By James Corrigan at Congressional
Rory McIlroy is gone, in a different county, doing his finest impression of Tiger Woods in his heyday. To say the 111th US Open is his for the taking is like saying tomorrow is Sunday. It may only be halfway but he is knocking on the door of paradise.
Whatever he goes on to achieve – or, whisper it, blow up – in these next two days, there are some glories already in that golden grasp. A 66 on the second day to go with his 65 of the first day took him to 11-under. This was the lowest second-round total in 116 years of the US Open. And but for a double-bogey on the 18th, when visiting the water, McIlroy would have broken Nick Faldo's record for the lowest second-round total in the 151-year history of the majors.
Is that final-hole blunder a reason to doubt the 22-year-old? For some, perhaps. But they can't have witnessed the previous 35 holes which qualify this as one of this major's greatest starts. Nobody has ever been 13-under in the US Open before. Not even Tiger Woods.
"This was pretty much the best golf I can play," said McIlroy, who has now led after five of the six major rounds played so far this year. "Every time I get myself in a position in a major, I am feeling more and more comfortable. I was at ease out there today. But it's easy to be at ease when you're hitting so many great shots."
So much for all those "Remember Augusta" taunts and the supposed scars of how he surrendered a four-shot lead with that Masters final-round 80 two months ago. There is no bigger compliment to pay the young Ulsterman than to say he resembled Woods 11 years ago.

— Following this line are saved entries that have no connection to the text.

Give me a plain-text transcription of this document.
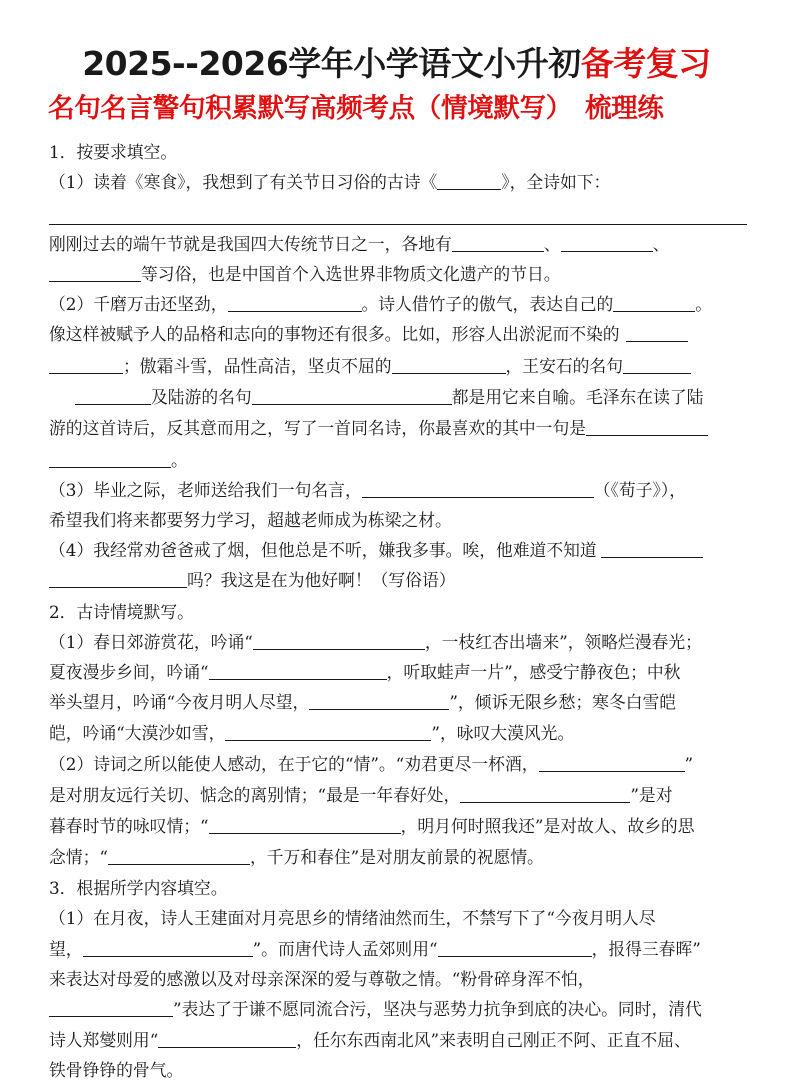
2025--2026学年小学语文小升初备考复习
名句名言警句积累默写高频考点（情境默写）　梳理练
1．按要求填空。
（1）读着《寒食》，我想到了有关节日习俗的古诗《	》，全诗如下：
刚刚过去的端午节就是我国四大传统节日之一，各地有	、	、
等习俗，也是中国首个入选世界非物质文化遗产的节日。
（2）千磨万击还坚劲，	。诗人借竹子的傲气，表达自己的	。
像这样被赋予人的品格和志向的事物还有很多。比如，形容人出淤泥而不染的
；傲霜斗雪，品性高洁，坚贞不屈的	，王安石的名句
及陆游的名句	都是用它来自喻。毛泽东在读了陆
游的这首诗后，反其意而用之，写了一首同名诗，你最喜欢的其中一句是
。
（3）毕业之际，老师送给我们一句名言，	（《荀子》），
希望我们将来都要努力学习，超越老师成为栋梁之材。
（4）我经常劝爸爸戒了烟，但他总是不听，嫌我多事。唉，他难道不知道
吗？我这是在为他好啊！（写俗语）
2．古诗情境默写。
（1）春日郊游赏花，吟诵“	，一枝红杏出墙来”，领略烂漫春光；
夏夜漫步乡间，吟诵“	，听取蛙声一片”，感受宁静夜色；中秋
举头望月，吟诵“今夜月明人尽望，	”，倾诉无限乡愁；寒冬白雪皑
皑，吟诵“大漠沙如雪，	”，咏叹大漠风光。
（2）诗词之所以能使人感动，在于它的“情”。“劝君更尽一杯酒，	”
是对朋友远行关切、惦念的离别情；“最是一年春好处，	”是对
暮春时节的咏叹情；“	，明月何时照我还”是对故人、故乡的思
念情；“	，千万和春住”是对朋友前景的祝愿情。
3．根据所学内容填空。
（1）在月夜，诗人王建面对月亮思乡的情绪油然而生，不禁写下了“今夜月明人尽
望，	”。而唐代诗人孟郊则用“	，报得三春晖”
来表达对母爱的感激以及对母亲深深的爱与尊敬之情。“粉骨碎身浑不怕，
”表达了于谦不愿同流合污，坚决与恶势力抗争到底的决心。同时，清代
诗人郑燮则用“	，任尔东西南北风”来表明自己刚正不阿、正直不屈、
铁骨铮铮的骨气。
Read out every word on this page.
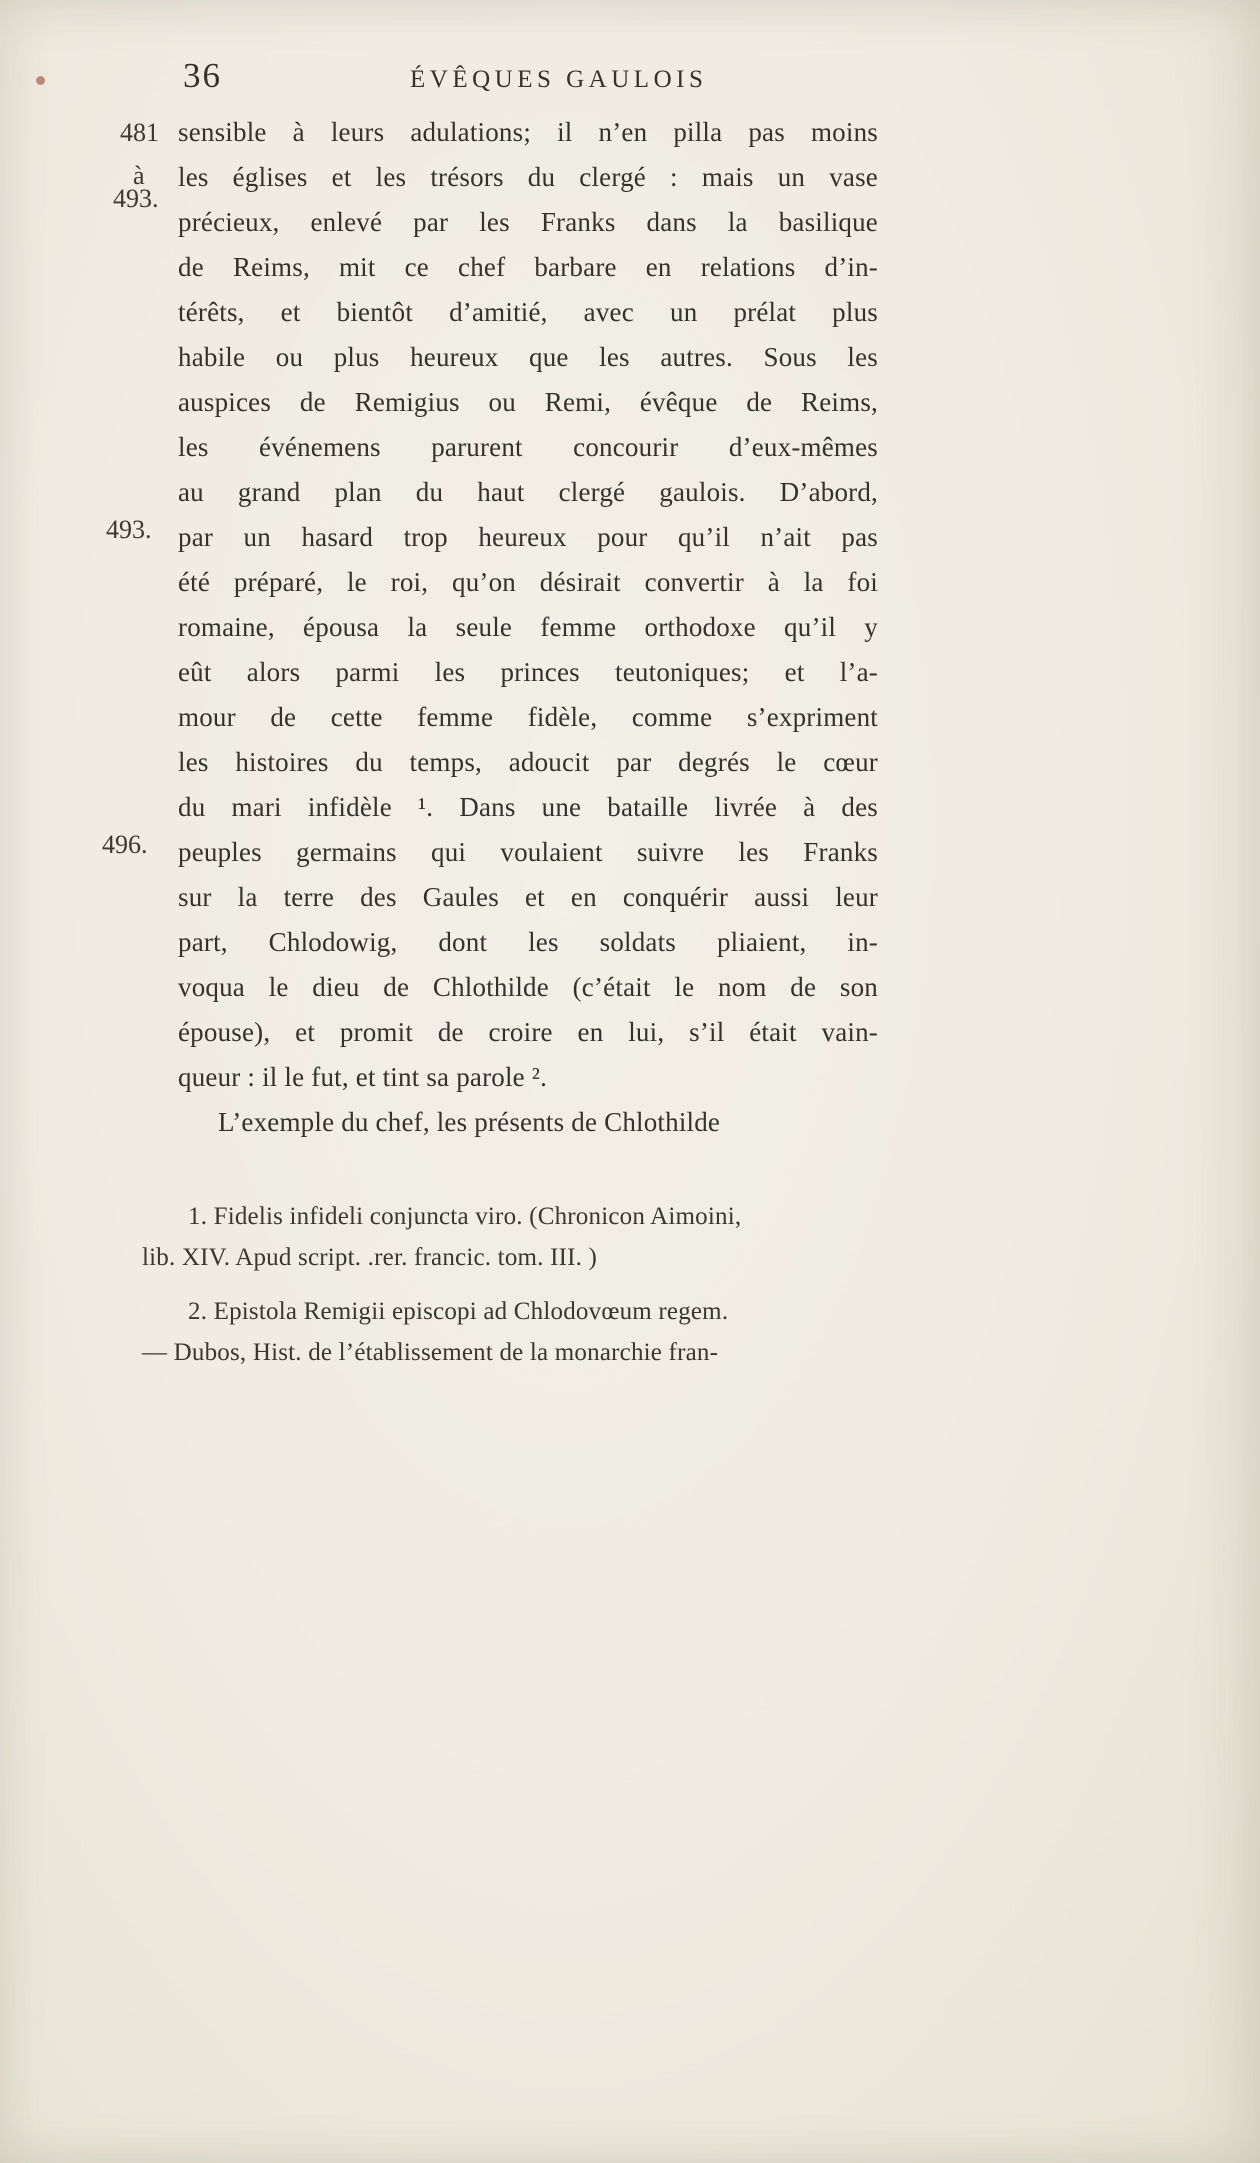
36	ÉVÊQUES GAULOIS
481
à
493.
493.
496.
sensible à leurs adulations; il n’en pilla pas moins
les églises et les trésors du clergé : mais un vase
précieux, enlevé par les Franks dans la basilique
de Reims, mit ce chef barbare en relations d’in-
térêts, et bientôt d’amitié, avec un prélat plus
habile ou plus heureux que les autres. Sous les
auspices de Remigius ou Remi, évêque de Reims,
les événemens parurent concourir d’eux-mêmes
au grand plan du haut clergé gaulois. D’abord,
par un hasard trop heureux pour qu’il n’ait pas
été préparé, le roi, qu’on désirait convertir à la foi
romaine, épousa la seule femme orthodoxe qu’il y
eût alors parmi les princes teutoniques; et l’a-
mour de cette femme fidèle, comme s’expriment
les histoires du temps, adoucit par degrés le cœur
du mari infidèle ¹. Dans une bataille livrée à des
peuples germains qui voulaient suivre les Franks
sur la terre des Gaules et en conquérir aussi leur
part, Chlodowig, dont les soldats pliaient, in-
voqua le dieu de Chlothilde (c’était le nom de son
épouse), et promit de croire en lui, s’il était vain-
queur : il le fut, et tint sa parole ².
L’exemple du chef, les présents de Chlothilde
1. Fidelis infideli conjuncta viro. (Chronicon Aimoini,
lib. XIV. Apud script. .rer. francic. tom. III. )
2. Epistola Remigii episcopi ad Chlodovœum regem.
— Dubos, Hist. de l’établissement de la monarchie fran-
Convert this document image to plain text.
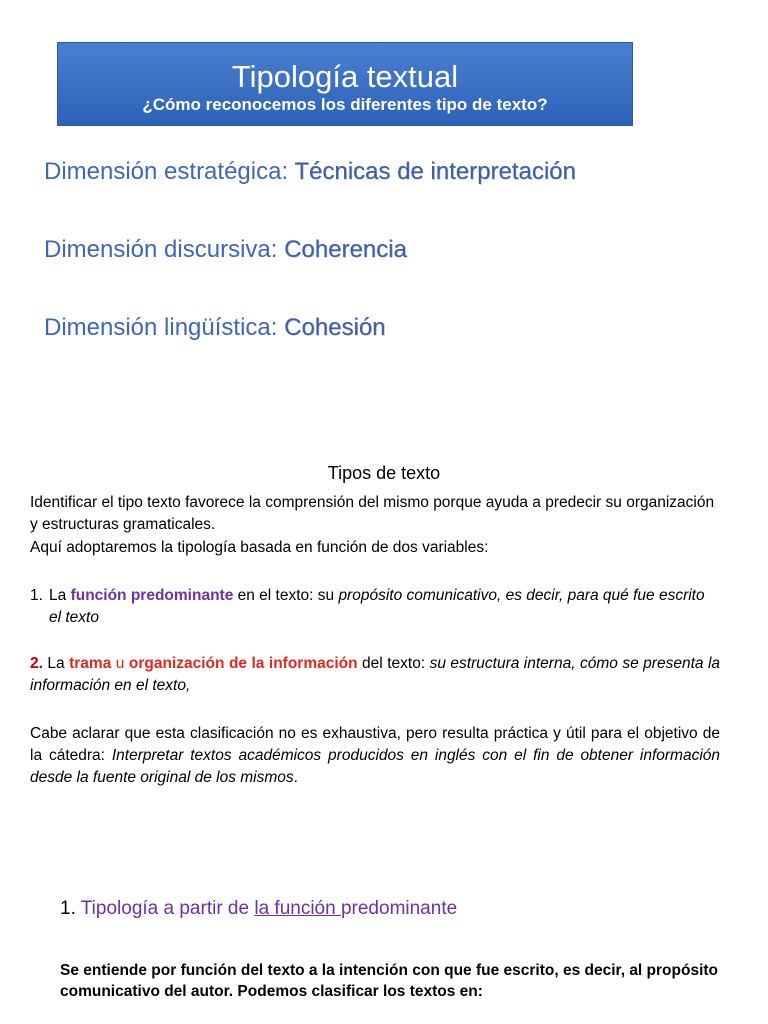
Tipología textual
¿Cómo reconocemos los diferentes tipo de texto?
Dimensión estratégica: Técnicas de interpretación
Dimensión discursiva: Coherencia
Dimensión lingüística: Cohesión
Tipos de texto
Identificar el tipo texto favorece la comprensión del mismo porque ayuda a predecir su organización y estructuras gramaticales.
Aquí adoptaremos la tipología basada en función de dos variables:
1. La función predominante en el texto: su propósito comunicativo, es decir, para qué fue escrito el texto
2. La trama u organización de la información del texto: su estructura interna, cómo se presenta la información en el texto,
Cabe aclarar que esta clasificación no es exhaustiva, pero resulta práctica y útil para el objetivo de la cátedra: Interpretar textos académicos producidos en inglés con el fin de obtener información desde la fuente original de los mismos.
1. Tipología a partir de la función predominante
Se entiende por función del texto a la intención con que fue escrito, es decir, al propósito comunicativo del autor. Podemos clasificar los textos en:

But then, Woods was "only" six clear after two rounds. With the afternoon starters teeing off in disbelief at the task ahead, McIlroy was eight ahead of YE Yang and nine clear of a group in the clubhouse on two under, including the resurgent Sergio Garcia (left).
Of course, few really expect McIlroy to emulate Woods' 15-stroke romp, though it stretches deep into the incredible that he went 35 holes without a bogey. And last night he was quoted by bookmakers at odds-on to become the youngest winner of the US Open in 88 years. In 1923 the young winner's name was Bobby Jones.
McIlroy's partner, Phil Mickelson, had a second-round 69 to stand on one over, 12 behind. The four-times major winner could only join in the applause when McIlroy stood in the middle of the eighth fairway, arms aloft, after his eagle on that 354-yard par-four.